The main thing Lardner recommends for ranchers developing heifers to 55 per cent of mature weight by first breeding is to make sure the quality of the breeding pasture is adequate to meet the requirements of heifers that are still growing. “Prior to that first calving, we also put those pregnant heifers on a diet with good-quality roughage — such as a mixed grass/legume hay,” he says.
Other strategies
“This can help make sure they are ready to rebreed and that we don’t lose them out of the herd as first calvers. They are less likely to come up open. You have a lot of development costs invested in a heifer, and don’t want her to wash out after just one calf.
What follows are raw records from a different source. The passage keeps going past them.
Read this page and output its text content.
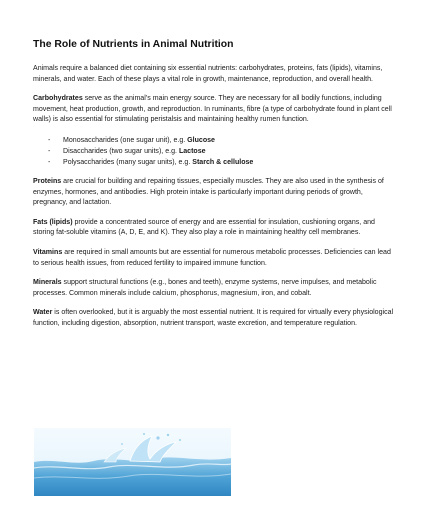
The Role of Nutrients in Animal Nutrition

Animals require a balanced diet containing six essential nutrients: carbohydrates, proteins, fats (lipids), vitamins, minerals, and water. Each of these plays a vital role in growth, maintenance, reproduction, and overall health.

Carbohydrates serve as the animal’s main energy source. They are necessary for all bodily functions, including movement, heat production, growth, and reproduction. In ruminants, fibre (a type of carbohydrate found in plant cell walls) is also essential for stimulating peristalsis and maintaining healthy rumen function.

- Monosaccharides (one sugar unit), e.g. Glucose
- Disaccharides (two sugar units), e.g. Lactose
- Polysaccharides (many sugar units), e.g. Starch & cellulose

Proteins are crucial for building and repairing tissues, especially muscles. They are also used in the synthesis of enzymes, hormones, and antibodies. High protein intake is particularly important during periods of growth, pregnancy, and lactation.

Fats (lipids) provide a concentrated source of energy and are essential for insulation, cushioning organs, and storing fat-soluble vitamins (A, D, E, and K). They also play a role in maintaining healthy cell membranes.

Vitamins are required in small amounts but are essential for numerous metabolic processes. Deficiencies can lead to serious health issues, from reduced fertility to impaired immune function.

Minerals support structural functions (e.g., bones and teeth), enzyme systems, nerve impulses, and metabolic processes. Common minerals include calcium, phosphorus, magnesium, iron, and cobalt.

Water is often overlooked, but it is arguably the most essential nutrient. It is required for virtually every physiological function, including digestion, absorption, nutrient transport, waste excretion, and temperature regulation.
Our beef economist, Kathy Larson, has done some work looking at how many calves it takes to pay for development costs on that heifer. A few years back it was three or four calves, and in today’s economy it’s more like five or six calves before the heifer pays for herself. So we want that heifer to stay in the herd long term.
“We are doing another project right now, though it’s a strategy a rancher might not do, to make sure first-calf heifers get rebred. We are looking at providing heifers with an energy supplement that differs in type and form of fat from most supplements, and providing this from calving until breeding. We are sourcing two types of fats, looking at mono versus polyunsaturated fats from either canola or flax. These are both common crops in Western Canada. We are looking at whether fat in the diet will improve conception rates for that second breeding season,” says Lardner.
“This is one more strategy a person could try, but we don’t have results yet. As a research facility we are always trying to investigate ways of feeding heifers,” he says. If heifers are kept separate from the older cows, the heifers could be fed the fat supplement without having to provide it for the whole herd.